Reiche Länder: Keine Einigung auf COVID-19-Impfstoffspenden

Die OECD-Geberländer, darunter 19 EU-Mitgliedstaaten, hatten sich darauf geeinigt, Impfstoffdosen, die sie an ärmere Länder gespendet haben, ab 2020 als öffentliche Entwicklungshilfe (ODA) anzurechnen. [EPA-EFE / WOJTEK JARGILO]

Wohlhabende Staaten konnten sich bei einem Treffen am Dienstag (21. Dezember) nicht auf neue Regeln einigen, mit denen sie die Spende von überschüssigen COVID-19-Impfstoffen als Hilfeleistung melden könnten.
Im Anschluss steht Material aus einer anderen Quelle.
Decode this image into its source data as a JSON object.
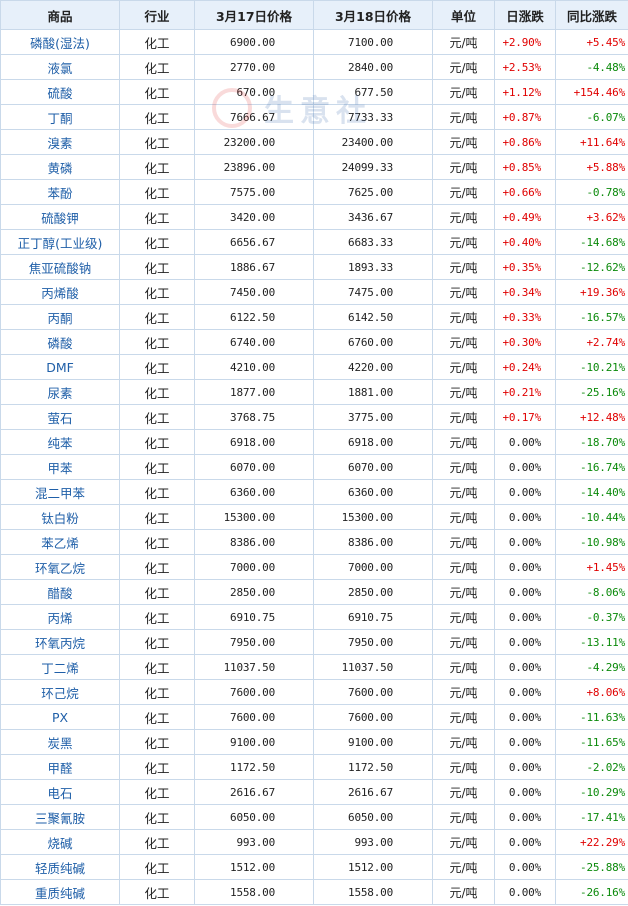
{
  "header": {
    "product": "商品",
    "industry": "行业",
    "price1": "3月17日价格",
    "price2": "3月18日价格",
    "unit": "单位",
    "daily": "日涨跌",
    "yoy": "同比涨跌"
  },
  "watermark": {
    "text": "生意社"
  },
  "rows": [
    {
      "name": "磷酸(湿法)",
      "industry": "化工",
      "p17": "6900.00",
      "p18": "7100.00",
      "unit": "元/吨",
      "daily": "+2.90%",
      "yoy": "+5.45%",
      "daily_dir": "up",
      "yoy_dir": "up"
    },
    {
      "name": "液氯",
      "industry": "化工",
      "p17": "2770.00",
      "p18": "2840.00",
      "unit": "元/吨",
      "daily": "+2.53%",
      "yoy": "-4.48%",
      "daily_dir": "up",
      "yoy_dir": "down"
    },
    {
      "name": "硫酸",
      "industry": "化工",
      "p17": "670.00",
      "p18": "677.50",
      "unit": "元/吨",
      "daily": "+1.12%",
      "yoy": "+154.46%",
      "daily_dir": "up",
      "yoy_dir": "up"
    },
    {
      "name": "丁酮",
      "industry": "化工",
      "p17": "7666.67",
      "p18": "7733.33",
      "unit": "元/吨",
      "daily": "+0.87%",
      "yoy": "-6.07%",
      "daily_dir": "up",
      "yoy_dir": "down"
    },
    {
      "name": "溴素",
      "industry": "化工",
      "p17": "23200.00",
      "p18": "23400.00",
      "unit": "元/吨",
      "daily": "+0.86%",
      "yoy": "+11.64%",
      "daily_dir": "up",
      "yoy_dir": "up"
    },
    {
      "name": "黄磷",
      "industry": "化工",
      "p17": "23896.00",
      "p18": "24099.33",
      "unit": "元/吨",
      "daily": "+0.85%",
      "yoy": "+5.88%",
      "daily_dir": "up",
      "yoy_dir": "up"
    },
    {
      "name": "苯酚",
      "industry": "化工",
      "p17": "7575.00",
      "p18": "7625.00",
      "unit": "元/吨",
      "daily": "+0.66%",
      "yoy": "-0.78%",
      "daily_dir": "up",
      "yoy_dir": "down"
    },
    {
      "name": "硫酸钾",
      "industry": "化工",
      "p17": "3420.00",
      "p18": "3436.67",
      "unit": "元/吨",
      "daily": "+0.49%",
      "yoy": "+3.62%",
      "daily_dir": "up",
      "yoy_dir": "up"
    },
    {
      "name": "正丁醇(工业级)",
      "industry": "化工",
      "p17": "6656.67",
      "p18": "6683.33",
      "unit": "元/吨",
      "daily": "+0.40%",
      "yoy": "-14.68%",
      "daily_dir": "up",
      "yoy_dir": "down"
    },
    {
      "name": "焦亚硫酸钠",
      "industry": "化工",
      "p17": "1886.67",
      "p18": "1893.33",
      "unit": "元/吨",
      "daily": "+0.35%",
      "yoy": "-12.62%",
      "daily_dir": "up",
      "yoy_dir": "down"
    },
    {
      "name": "丙烯酸",
      "industry": "化工",
      "p17": "7450.00",
      "p18": "7475.00",
      "unit": "元/吨",
      "daily": "+0.34%",
      "yoy": "+19.36%",
      "daily_dir": "up",
      "yoy_dir": "up"
    },
    {
      "name": "丙酮",
      "industry": "化工",
      "p17": "6122.50",
      "p18": "6142.50",
      "unit": "元/吨",
      "daily": "+0.33%",
      "yoy": "-16.57%",
      "daily_dir": "up",
      "yoy_dir": "down"
    },
    {
      "name": "磷酸",
      "industry": "化工",
      "p17": "6740.00",
      "p18": "6760.00",
      "unit": "元/吨",
      "daily": "+0.30%",
      "yoy": "+2.74%",
      "daily_dir": "up",
      "yoy_dir": "up"
    },
    {
      "name": "DMF",
      "industry": "化工",
      "p17": "4210.00",
      "p18": "4220.00",
      "unit": "元/吨",
      "daily": "+0.24%",
      "yoy": "-10.21%",
      "daily_dir": "up",
      "yoy_dir": "down"
    },
    {
      "name": "尿素",
      "industry": "化工",
      "p17": "1877.00",
      "p18": "1881.00",
      "unit": "元/吨",
      "daily": "+0.21%",
      "yoy": "-25.16%",
      "daily_dir": "up",
      "yoy_dir": "down"
    },
    {
      "name": "萤石",
      "industry": "化工",
      "p17": "3768.75",
      "p18": "3775.00",
      "unit": "元/吨",
      "daily": "+0.17%",
      "yoy": "+12.48%",
      "daily_dir": "up",
      "yoy_dir": "up"
    },
    {
      "name": "纯苯",
      "industry": "化工",
      "p17": "6918.00",
      "p18": "6918.00",
      "unit": "元/吨",
      "daily": "0.00%",
      "yoy": "-18.70%",
      "daily_dir": "flat",
      "yoy_dir": "down"
    },
    {
      "name": "甲苯",
      "industry": "化工",
      "p17": "6070.00",
      "p18": "6070.00",
      "unit": "元/吨",
      "daily": "0.00%",
      "yoy": "-16.74%",
      "daily_dir": "flat",
      "yoy_dir": "down"
    },
    {
      "name": "混二甲苯",
      "industry": "化工",
      "p17": "6360.00",
      "p18": "6360.00",
      "unit": "元/吨",
      "daily": "0.00%",
      "yoy": "-14.40%",
      "daily_dir": "flat",
      "yoy_dir": "down"
    },
    {
      "name": "钛白粉",
      "industry": "化工",
      "p17": "15300.00",
      "p18": "15300.00",
      "unit": "元/吨",
      "daily": "0.00%",
      "yoy": "-10.44%",
      "daily_dir": "flat",
      "yoy_dir": "down"
    },
    {
      "name": "苯乙烯",
      "industry": "化工",
      "p17": "8386.00",
      "p18": "8386.00",
      "unit": "元/吨",
      "daily": "0.00%",
      "yoy": "-10.98%",
      "daily_dir": "flat",
      "yoy_dir": "down"
    },
    {
      "name": "环氧乙烷",
      "industry": "化工",
      "p17": "7000.00",
      "p18": "7000.00",
      "unit": "元/吨",
      "daily": "0.00%",
      "yoy": "+1.45%",
      "daily_dir": "flat",
      "yoy_dir": "up"
    },
    {
      "name": "醋酸",
      "industry": "化工",
      "p17": "2850.00",
      "p18": "2850.00",
      "unit": "元/吨",
      "daily": "0.00%",
      "yoy": "-8.06%",
      "daily_dir": "flat",
      "yoy_dir": "down"
    },
    {
      "name": "丙烯",
      "industry": "化工",
      "p17": "6910.75",
      "p18": "6910.75",
      "unit": "元/吨",
      "daily": "0.00%",
      "yoy": "-0.37%",
      "daily_dir": "flat",
      "yoy_dir": "down"
    },
    {
      "name": "环氧丙烷",
      "industry": "化工",
      "p17": "7950.00",
      "p18": "7950.00",
      "unit": "元/吨",
      "daily": "0.00%",
      "yoy": "-13.11%",
      "daily_dir": "flat",
      "yoy_dir": "down"
    },
    {
      "name": "丁二烯",
      "industry": "化工",
      "p17": "11037.50",
      "p18": "11037.50",
      "unit": "元/吨",
      "daily": "0.00%",
      "yoy": "-4.29%",
      "daily_dir": "flat",
      "yoy_dir": "down"
    },
    {
      "name": "环己烷",
      "industry": "化工",
      "p17": "7600.00",
      "p18": "7600.00",
      "unit": "元/吨",
      "daily": "0.00%",
      "yoy": "+8.06%",
      "daily_dir": "flat",
      "yoy_dir": "up"
    },
    {
      "name": "PX",
      "industry": "化工",
      "p17": "7600.00",
      "p18": "7600.00",
      "unit": "元/吨",
      "daily": "0.00%",
      "yoy": "-11.63%",
      "daily_dir": "flat",
      "yoy_dir": "down"
    },
    {
      "name": "炭黑",
      "industry": "化工",
      "p17": "9100.00",
      "p18": "9100.00",
      "unit": "元/吨",
      "daily": "0.00%",
      "yoy": "-11.65%",
      "daily_dir": "flat",
      "yoy_dir": "down"
    },
    {
      "name": "甲醛",
      "industry": "化工",
      "p17": "1172.50",
      "p18": "1172.50",
      "unit": "元/吨",
      "daily": "0.00%",
      "yoy": "-2.02%",
      "daily_dir": "flat",
      "yoy_dir": "down"
    },
    {
      "name": "电石",
      "industry": "化工",
      "p17": "2616.67",
      "p18": "2616.67",
      "unit": "元/吨",
      "daily": "0.00%",
      "yoy": "-10.29%",
      "daily_dir": "flat",
      "yoy_dir": "down"
    },
    {
      "name": "三聚氰胺",
      "industry": "化工",
      "p17": "6050.00",
      "p18": "6050.00",
      "unit": "元/吨",
      "daily": "0.00%",
      "yoy": "-17.41%",
      "daily_dir": "flat",
      "yoy_dir": "down"
    },
    {
      "name": "烧碱",
      "industry": "化工",
      "p17": "993.00",
      "p18": "993.00",
      "unit": "元/吨",
      "daily": "0.00%",
      "yoy": "+22.29%",
      "daily_dir": "flat",
      "yoy_dir": "up"
    },
    {
      "name": "轻质纯碱",
      "industry": "化工",
      "p17": "1512.00",
      "p18": "1512.00",
      "unit": "元/吨",
      "daily": "0.00%",
      "yoy": "-25.88%",
      "daily_dir": "flat",
      "yoy_dir": "down"
    },
    {
      "name": "重质纯碱",
      "industry": "化工",
      "p17": "1558.00",
      "p18": "1558.00",
      "unit": "元/吨",
      "daily": "0.00%",
      "yoy": "-26.16%",
      "daily_dir": "flat",
      "yoy_dir": "down"
    }
  ],
  "colors": {
    "up": "#e00000",
    "down": "#0b8a0b",
    "flat": "#222222",
    "header_bg": "#e7f0fa",
    "border": "#c9d9ea",
    "name": "#1f5fa8"
  }
}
Die Mitglieder des OECD-Ausschusses für Entwicklungshilfe (DAC) haben darüber verhandelt, wie gespendete Impfstoffe für Hilfszwecke zu behandeln und zu bewerten sind. Der jüngste Tarifvorschlag des DAC sieht einen Preis pro Impfstoffdosis von 6,72 Dollar vor, mehr als das Doppelte eines früheren Vorschlags von 3 Dollar pro Dosis.

Bei dem Treffen am Dienstag gelang es den Geberstaaten jedoch nicht, einen Konsens über die Details zu erzielen, die genehmigt werden sollten, wobei unklar ist, welche Länder genau Einwände erhoben.

Das Thema ist sehr heikel geworden, nachdem afrikanische Staaten der EU, den USA und dem Vereinigten Königreich wiederholt vorgeworfen hatten, sie würden sich des „Impfstoff-Nationalismus“ schuldig machen und Vorräte von COVID-Impfstoffen horten.

Die OECD-Geberländer, darunter 19 EU-Mitgliedstaaten, hatten sich darauf geeinigt, Impfstoffdosen, die sie an ärmere Länder gespendet haben, ab 2020 als öffentliche Entwicklungshilfe (ODA) anzurechnen.

Wie EURACTIV berichtete, gehören Italien und Belgien zu der Gruppe von Ländern, die mit dem Preis zufrieden sind, während Schweden, Großbritannien, die Niederlande und Finnland im Vorfeld der Gespräche Vorbehalte geäußert hatten. Das Vereinigte Königreich erklärte unterdessen, dass es gespendete Impfstoffe nicht als Hilfe anrechnen werde.

Inzwischen sollen auch die Spenden an den internationalen Impfstoffkoordinator COVAX, bei dem die EU der zweitgrößte Geber ist, als Hilfe angerechnet werden.

Die Entwicklungshilfe der EU wurde bereits im vergangenen Jahr aufgrund der Finanzierung von Programmen zur Bekämpfung von COVID-19 um mehr als 25% aufgestockt.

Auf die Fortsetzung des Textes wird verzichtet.